Der Termin für die Bürgermeisterwahl steht. Es ist der 19. April 2015. Während die Parteien mit ihren Kandidaten öffentlich noch hinter dem Berg halten, hat Jürgen Pyrdok jetzt den Schritt nach außen gewagt. Als Parteiloser wird er sich um das Amt des Bürgermeisters bewerben.

Tangermünde l Seit längerer Zeit ist Tangermündes Hauptamtsleiter Jürgen Pyrdok bereits im Gespräch, wenn es um die Zukunft an der Verwaltungsspitze der Kaiserstadt geht. Seit Donnerstagabend nun ist es offiziell. Erstmals stellte sich Pyrdok in der Öffentlichkeit als Bewerber um das Amt des Bürgermeisters vor - während der Sitzung des SPD-Ortsvereins.

Als Parteiloser wolle er sich um den Bürgermeister-Posten bewerben, machte Pyrdok deutlich. Ob er dabei auf die Unterstützung einer der Tangermünder Parteien oder Vereinigungen bauen kann, steht derzeit noch nicht fest, da sie alle selbst noch keine Entscheidung getroffen haben, ob und wenn ja, wen sie ins Rennen schicken werden.

"Natürlich bin ich aufgeregt", gestand der Tangermünder in dieser eher familiären Runde der SPD. Gut zehn Interessenten und Mitglieder lauschten seinen Worten. Und damit die Aufregung sich zunächst einmal legen konnte, präsentierte der Mann, Jahrgang 1958, zunächst ein wenige Privates. In Polen geboren, zog seine Familie 1965 nach Tangermünde. Hier ging er zur Schule, lernte bei Erdöl/Erdgas, studierte in Freiberg/Sachsen und arbeitete bis zur Wende als Bohringenieur. Seit März 1990 ist die Stadtverwaltung Tangermünde der Arbeitsplatz des Vaters zweier erwachsener Söhne.

"Ich will den Weg gehen - bis zum Ende."

Mit dem Schritt, sich um das Amt des Bürgermeisters zu bewerben, habe er sich nach eigener Aussage sehr schwer getan. "Es ist mir sehr schwer gefallen. Ehrlich gesagt habe ich dieses Amt nie angestrebt", betonte Pyrdok. Doch bereits sehr früh seien die ersten an ihn herangetreten, hätten ihn gefragt, nach und nach wären es mehr geworden. "Ich habe viele Nächte darüber nachgedacht", sagte der Hauptamtsleiter. Das Ergebnis: "Wenn ich es nicht tun würde, dann würde ich all das verleugnen, was ich die vergangenen Jahre seit 1990 für Tangermünde getan habe." Und noch etwas steht für den Tangermünder fest: "Selbst wenn ich verliere, werde ich mich besser fühlen, als wenn ich mich gar nicht erst beworben hätte. Deshalb will ich den Weg gehen - bis zum Ende."

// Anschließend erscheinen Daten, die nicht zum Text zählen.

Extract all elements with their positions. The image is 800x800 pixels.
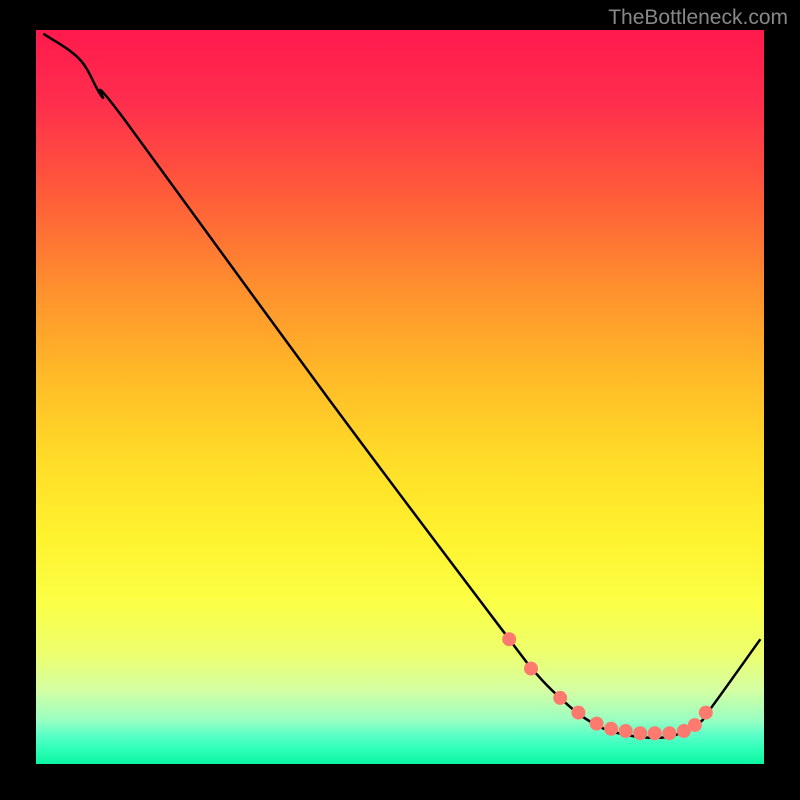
data-point-marker — [553, 691, 567, 705]
curve-line — [43, 34, 760, 738]
markers-group — [502, 632, 713, 740]
data-point-marker — [590, 717, 604, 731]
data-point-marker — [662, 726, 676, 740]
data-point-marker — [619, 724, 633, 738]
data-point-marker — [699, 706, 713, 720]
plot-area — [36, 30, 764, 764]
data-point-marker — [571, 706, 585, 720]
data-point-marker — [648, 726, 662, 740]
data-point-marker — [633, 726, 647, 740]
watermark-text: TheBottleneck.com — [608, 6, 788, 30]
data-point-marker — [604, 722, 618, 736]
chart-svg — [36, 30, 764, 764]
data-point-marker — [502, 632, 516, 646]
data-point-marker — [524, 662, 538, 676]
data-point-marker — [688, 718, 702, 732]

Jürgen Pyrdok sprach bereits während seines ersten öffentlichen Auftritts auch über eine mögliche Niederlage. "Wie werde ich damit umgehen?", fragte er selbst. "Ich habe immer für die Sache gearbeitet, nie für eine Person. Also geht es für mich auch danach weiter."

Was die Wähler von Jürgen Pyrdok, einem gewachsenen Hauptamtsleiter nicht erwarten können, sind Wahlversprechen. Auch das machte der 56-Jährige an diesem Abend deutlich. "Wenn Sie so etwas hören wollen, dann müssen Sie einen anderen wählen", sagte er gerade heraus.

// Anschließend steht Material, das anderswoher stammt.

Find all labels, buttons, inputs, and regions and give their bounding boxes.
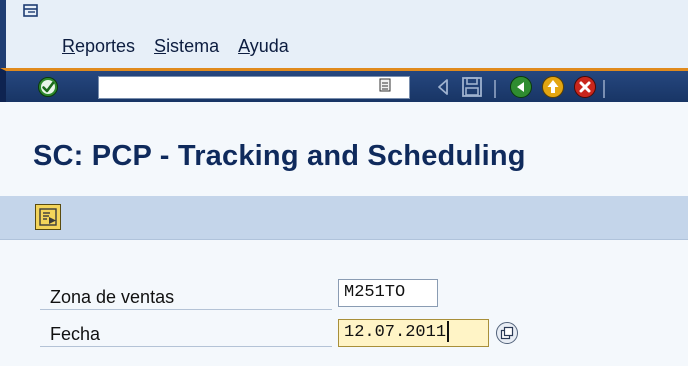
command-field[interactable] [98,76,410,99]
command-history-button[interactable] [378,78,392,92]
page-title: SC: PCP - Tracking and Scheduling [33,140,526,172]
date-row: Fecha 12.07.2011 [40,319,518,353]
back-arrow-button[interactable] [431,75,455,99]
title-bar: SC: PCP - Tracking and Scheduling [0,136,688,186]
exit-icon [542,76,564,98]
menu-ayuda[interactable]: Ayuda [238,36,289,57]
execute-button[interactable] [35,204,61,230]
sap-screen: Reportes Sistema Ayuda SC: PCP - Trackin… [0,0,688,366]
system-toolbar [0,68,688,102]
enter-icon [38,77,58,97]
save-button[interactable] [460,75,484,99]
sales-zone-label: Zona de ventas [40,282,332,310]
sales-zone-row: Zona de ventas M251TO [40,279,500,310]
exit-button[interactable] [541,75,565,99]
date-value: 12.07.2011 [344,323,447,342]
text-cursor [447,321,450,343]
system-menu-icon[interactable] [23,4,39,18]
toolbar-separator [603,80,605,98]
date-label: Fecha [40,319,332,347]
date-input[interactable]: 12.07.2011 [338,319,489,347]
save-icon [462,77,482,97]
dropdown-icon [379,78,391,92]
cancel-icon [574,76,596,98]
execute-icon [39,208,57,226]
back-button[interactable] [509,75,533,99]
calendar-help-icon [500,326,514,340]
menu-reportes[interactable]: Reportes [62,36,135,57]
enter-button[interactable] [36,75,60,99]
menu-sistema[interactable]: Sistema [154,36,219,57]
application-toolbar [0,196,688,240]
menu-bar: Reportes Sistema Ayuda [0,0,688,68]
sales-zone-input[interactable]: M251TO [338,279,438,307]
back-arrow-icon [438,79,448,95]
back-icon [510,76,532,98]
toolbar-separator [494,80,496,98]
date-picker-button[interactable] [496,322,518,344]
cancel-button[interactable] [573,75,597,99]
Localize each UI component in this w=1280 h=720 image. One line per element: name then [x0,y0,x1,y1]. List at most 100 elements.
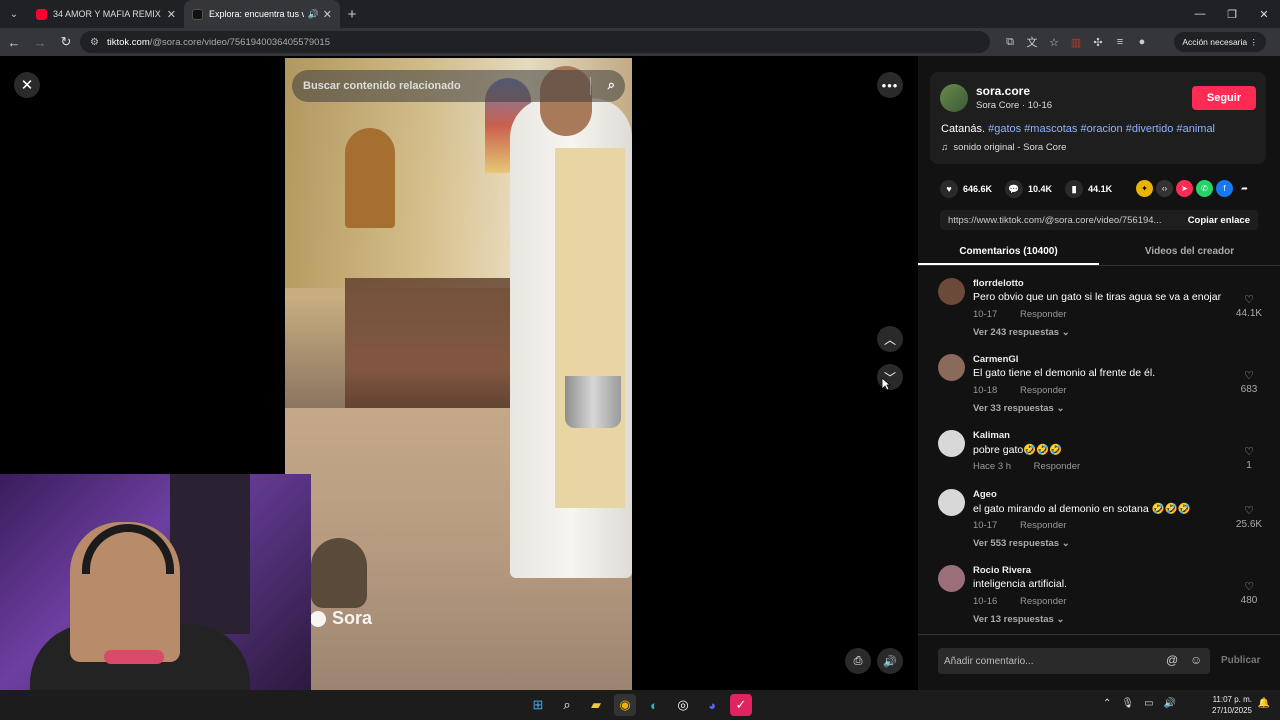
display-icon[interactable]: ▭ [1144,698,1153,709]
video-player[interactable] [285,58,632,690]
site-info-icon[interactable]: ⚙ [90,37,99,48]
view-replies-button[interactable]: Ver 553 respuestas ⌄ [973,538,1070,549]
volume-button[interactable]: 🔊 [877,648,903,674]
creator-avatar[interactable] [940,84,968,112]
bookmark-star-icon[interactable]: ☆ [1046,32,1062,52]
video-description: Catanás. #gatos #mascotas #oracion #dive… [941,123,1215,135]
share-arrow-icon[interactable]: ➦ [1236,180,1253,197]
commenter-name[interactable]: Rocio Rivera [973,565,1031,576]
comment-like-button[interactable]: ♡ 480 [1232,580,1266,606]
install-app-icon[interactable]: ⧉ [1002,32,1018,52]
comment-text: Pero obvio que un gato si le tiras agua … [973,291,1222,303]
follow-button[interactable]: Seguir [1192,86,1256,110]
minimize-icon[interactable]: — [1184,0,1216,28]
commenter-avatar[interactable] [938,278,965,305]
view-replies-button[interactable]: Ver 33 respuestas ⌄ [973,403,1064,414]
close-video-button[interactable]: ✕ [14,72,40,98]
save-button[interactable]: ▮ 44.1K [1065,180,1112,198]
close-tab-icon[interactable]: ✕ [323,8,332,21]
taskbar-clock[interactable]: 11:07 p. m. 27/10/2025 [1212,694,1252,716]
discord-icon[interactable]: ◕ [701,694,723,716]
media-control-icon[interactable]: ≡ [1112,32,1128,52]
reload-icon[interactable]: ↻ [54,30,78,54]
forward-arrow-icon[interactable]: → [28,30,52,54]
tab-comments[interactable]: Comentarios (10400) [918,244,1099,265]
browser-tab-tiktok[interactable]: Explora: encuentra tus vídeo 🔊 ✕ [184,0,340,28]
hashtag-link[interactable]: #animal [1176,123,1215,135]
commenter-avatar[interactable] [938,430,965,457]
comment-like-button[interactable]: ♡ 44.1K [1232,293,1266,319]
reply-button[interactable]: Responder [1020,596,1066,607]
translate-icon[interactable]: 文 [1024,32,1040,52]
browser-tab-youtube[interactable]: 34 AMOR Y MAFIA REMIX FT EL ✕ [28,0,184,28]
commenter-avatar[interactable] [938,565,965,592]
publish-button[interactable]: Publicar [1221,655,1260,666]
commenter-name[interactable]: Ageo [973,489,997,500]
hashtag-link[interactable]: #gatos [988,123,1021,135]
commenter-name[interactable]: Kaliman [973,430,1010,441]
reply-button[interactable]: Responder [1034,461,1080,472]
comment-like-button[interactable]: ♡ 1 [1232,445,1266,471]
reply-button[interactable]: Responder [1020,309,1066,320]
profile-avatar-icon[interactable]: ● [1134,32,1150,52]
music-link[interactable]: ♫ sonido original - Sora Core [941,142,1066,153]
comment-like-button[interactable]: ♡ 683 [1232,369,1266,395]
url-path: /@sora.core/video/7561940036405579015 [149,36,330,48]
reply-button[interactable]: Responder [1020,385,1066,396]
hashtag-link[interactable]: #mascotas [1024,123,1077,135]
mention-at-icon[interactable]: @ [1166,653,1178,667]
embed-code-icon[interactable]: ‹› [1156,180,1173,197]
speaker-icon[interactable]: 🔊 [1164,698,1176,709]
previous-video-button[interactable]: ︿ [877,326,903,352]
close-window-icon[interactable]: ✕ [1248,0,1280,28]
tab-creator-videos[interactable]: Videos del creador [1099,244,1280,265]
close-tab-icon[interactable]: ✕ [167,8,176,21]
notification-bell-icon[interactable]: 🔔 [1258,698,1270,709]
facebook-icon[interactable]: f [1216,180,1233,197]
bookmark-icon: ▮ [1065,180,1084,198]
chrome-icon[interactable]: ◉ [614,694,636,716]
commenter-name[interactable]: florrdelotto [973,278,1024,289]
extension-icon[interactable]: ▥ [1068,32,1084,52]
related-search-input[interactable]: Buscar contenido relacionado ⌕ [292,70,625,102]
view-replies-button[interactable]: Ver 243 respuestas ⌄ [973,327,1070,338]
file-explorer-icon[interactable]: ▰ [585,694,607,716]
search-icon[interactable]: ⌕ [556,694,578,716]
report-button[interactable]: ⎙ [845,648,871,674]
extensions-puzzle-icon[interactable]: ✣ [1090,32,1106,52]
coin-gift-icon[interactable]: ✦ [1136,180,1153,197]
new-tab-button[interactable]: + [340,0,364,28]
like-button[interactable]: ♥ 646.6K [940,180,992,198]
microphone-icon[interactable]: 🎙 [1121,698,1134,709]
view-replies-button[interactable]: Ver 13 respuestas ⌄ [973,614,1064,625]
commenter-avatar[interactable] [938,489,965,516]
commenter-name[interactable]: CarmenGl [973,354,1018,365]
url-field[interactable]: ⚙ tiktok.com /@sora.core/video/756194003… [80,31,990,53]
comment-meta: 10-16 Responder [973,596,1066,607]
tab-search-button[interactable]: ⌄ [0,0,28,28]
comment-button[interactable]: 💬 10.4K [1005,180,1052,198]
hashtag-link[interactable]: #divertido [1126,123,1174,135]
more-options-button[interactable]: ••• [877,72,903,98]
copy-link-button[interactable]: Copiar enlace [1180,215,1258,226]
emoji-icon[interactable]: ☺ [1190,653,1202,667]
app-icon[interactable]: ✓ [730,694,752,716]
creator-name[interactable]: sora.core [976,84,1030,98]
comment-date: 10-17 [973,309,998,320]
action-required-button[interactable]: Acción necesaria ⋮ [1174,32,1266,52]
send-friends-icon[interactable]: ➤ [1176,180,1193,197]
share-link-text[interactable]: https://www.tiktok.com/@sora.core/video/… [940,215,1180,226]
reply-button[interactable]: Responder [1020,520,1066,531]
hashtag-link[interactable]: #oracion [1080,123,1122,135]
search-icon[interactable]: ⌕ [608,77,615,93]
edge-icon[interactable]: ◐ [643,694,665,716]
restore-icon[interactable]: ❐ [1216,0,1248,28]
back-arrow-icon[interactable]: ← [2,30,26,54]
audio-playing-icon[interactable]: 🔊 [308,9,319,20]
comment-like-button[interactable]: ♡ 25.6K [1232,504,1266,530]
chevron-up-icon[interactable]: ⌃ [1103,698,1111,709]
windows-start-icon[interactable]: ⊞ [527,694,549,716]
whatsapp-icon[interactable]: ✆ [1196,180,1213,197]
commenter-avatar[interactable] [938,354,965,381]
obs-icon[interactable]: ◎ [672,694,694,716]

"Es wird nicht einfacher", sagte der Tangermünder mit Blick in die Zukunft. Er kennt die Lage der Stadt, weiß um die kleinen und großen Zusammenhänge, kennt sich vor allem aus mit dem für die meisten Bürger unverständlichen "Verwaltungsdeutsch".

Eine seiner Aufgaben als Bürgermeister dieser Stadt sieht Jürgen Pyrdok darin, zu vermitteln, dafür zu sorgen, dass sich Rat und Verwaltung "auf Standards einigen", Kredite überlegt aufzunehmen, nur für "Dinge, die folgenden Generationen noch Nutzen bringen, für Bleibendes".

Da Jürgen Pyrdok keiner Partei angehört, muss er vor der Bewerbung Unterschriften sammeln. 100 Menschen muss er davon überzeugen. Erst dann kann er den nächsten Schritt gehen, sich mit weiteren Kandidaten um das Bürgermeister-Amt bewerben.